Windows Metafile Vulnerability - Propagation and Infection

Propagation and Infection

Computers can be affected via the spread of infected e-mails which carry the hacked WMF file as an attachment. Infection may also result from:

• Viewing a website in a web browser that automatically opens WMF files, in which case any potential malicious code may be automatically downloaded and opened. Internet Explorer, the default Web browser for all versions of Microsoft Windows since 1996, does this.
• Previewing an infected file in Windows Explorer.
• Viewing an infected image file using some vulnerable image-viewing programs.
• Previewing or opening infected emails in older versions of Microsoft Outlook and Outlook Express.
• Indexing a hard disk containing an infected file with Google Desktop.
• Clicking on a link through an instant messaging program such as Windows Live Messenger, AOL Instant Messenger (AIM) or Yahoo! Messenger.
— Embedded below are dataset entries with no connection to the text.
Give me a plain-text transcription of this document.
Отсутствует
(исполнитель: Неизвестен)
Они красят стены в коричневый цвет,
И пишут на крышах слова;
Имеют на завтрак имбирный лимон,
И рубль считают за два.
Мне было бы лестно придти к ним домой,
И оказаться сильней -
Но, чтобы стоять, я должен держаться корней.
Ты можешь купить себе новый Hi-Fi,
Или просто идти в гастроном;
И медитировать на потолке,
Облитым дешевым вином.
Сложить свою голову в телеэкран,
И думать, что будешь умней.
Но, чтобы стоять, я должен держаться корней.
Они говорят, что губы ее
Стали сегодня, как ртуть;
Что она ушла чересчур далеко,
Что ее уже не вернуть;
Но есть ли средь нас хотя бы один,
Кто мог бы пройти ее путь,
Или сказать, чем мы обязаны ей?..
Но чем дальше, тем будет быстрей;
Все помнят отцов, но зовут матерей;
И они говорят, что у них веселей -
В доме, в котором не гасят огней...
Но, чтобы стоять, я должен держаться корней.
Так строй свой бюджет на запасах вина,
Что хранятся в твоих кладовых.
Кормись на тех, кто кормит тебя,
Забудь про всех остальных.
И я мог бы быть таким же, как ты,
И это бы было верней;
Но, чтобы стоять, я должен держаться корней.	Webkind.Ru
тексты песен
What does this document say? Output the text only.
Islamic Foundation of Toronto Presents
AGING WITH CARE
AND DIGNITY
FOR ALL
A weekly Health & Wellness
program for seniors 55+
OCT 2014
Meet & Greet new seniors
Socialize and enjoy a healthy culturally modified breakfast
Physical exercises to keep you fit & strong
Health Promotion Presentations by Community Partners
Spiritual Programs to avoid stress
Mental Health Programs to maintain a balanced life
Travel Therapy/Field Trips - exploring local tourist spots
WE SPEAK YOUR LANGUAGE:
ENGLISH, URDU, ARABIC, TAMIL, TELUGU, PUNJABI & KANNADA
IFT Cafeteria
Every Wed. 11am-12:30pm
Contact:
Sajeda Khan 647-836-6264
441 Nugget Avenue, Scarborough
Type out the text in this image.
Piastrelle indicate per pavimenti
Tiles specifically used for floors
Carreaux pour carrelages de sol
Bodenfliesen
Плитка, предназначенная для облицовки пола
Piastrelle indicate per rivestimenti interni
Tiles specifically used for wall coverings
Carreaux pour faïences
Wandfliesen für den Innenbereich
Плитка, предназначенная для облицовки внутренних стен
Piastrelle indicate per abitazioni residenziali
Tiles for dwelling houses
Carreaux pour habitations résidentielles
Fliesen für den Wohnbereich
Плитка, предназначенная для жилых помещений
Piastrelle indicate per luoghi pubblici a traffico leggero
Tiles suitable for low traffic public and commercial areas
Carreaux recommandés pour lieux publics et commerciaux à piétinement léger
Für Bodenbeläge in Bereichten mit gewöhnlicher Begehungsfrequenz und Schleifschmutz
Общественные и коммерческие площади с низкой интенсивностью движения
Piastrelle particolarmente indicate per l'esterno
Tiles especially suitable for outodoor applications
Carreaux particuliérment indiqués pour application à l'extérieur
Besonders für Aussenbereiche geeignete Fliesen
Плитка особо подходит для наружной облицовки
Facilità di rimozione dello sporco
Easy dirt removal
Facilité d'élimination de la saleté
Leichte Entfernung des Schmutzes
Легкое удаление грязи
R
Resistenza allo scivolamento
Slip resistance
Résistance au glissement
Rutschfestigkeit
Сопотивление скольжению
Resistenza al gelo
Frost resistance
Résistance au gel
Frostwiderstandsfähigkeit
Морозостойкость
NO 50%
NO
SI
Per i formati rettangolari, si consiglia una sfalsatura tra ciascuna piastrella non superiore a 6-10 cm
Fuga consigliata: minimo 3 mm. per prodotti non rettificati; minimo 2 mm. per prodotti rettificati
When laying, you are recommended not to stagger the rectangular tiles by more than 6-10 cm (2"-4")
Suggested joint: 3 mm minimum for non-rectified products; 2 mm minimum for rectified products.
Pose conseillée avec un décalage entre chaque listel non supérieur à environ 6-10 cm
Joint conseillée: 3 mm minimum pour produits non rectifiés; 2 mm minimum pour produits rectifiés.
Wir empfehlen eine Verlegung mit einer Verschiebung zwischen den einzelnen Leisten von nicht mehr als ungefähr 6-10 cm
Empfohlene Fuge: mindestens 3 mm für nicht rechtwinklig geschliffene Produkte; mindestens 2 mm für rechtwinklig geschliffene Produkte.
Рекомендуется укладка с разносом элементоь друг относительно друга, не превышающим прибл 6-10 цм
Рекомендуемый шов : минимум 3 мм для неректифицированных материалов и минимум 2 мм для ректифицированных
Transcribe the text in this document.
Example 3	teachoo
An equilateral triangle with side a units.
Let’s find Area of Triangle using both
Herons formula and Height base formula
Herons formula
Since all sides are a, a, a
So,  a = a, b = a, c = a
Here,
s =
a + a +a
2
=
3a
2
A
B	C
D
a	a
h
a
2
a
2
Other methods may also be used to propagate infection. Because the problem is within the operating system, using non-Microsoft browsers such as Firefox or Opera does not provide complete protection. Users are typically prompted to download and view a malicious file, infecting the computer. Infected files may be downloaded automatically, which opens the possibility for infection by disk indexing or accidental previewing.

According to assessments from the McAfee antivirus company, the vulnerability has been used to propagate the Bifrost backdoor trojan horse. Other forms of malware have also exploited the vulnerability to deliver various malicious payloads.

McAfee claims that the first generation of such exploits had been encountered by more than 6% of their customer base by 31 December 2005.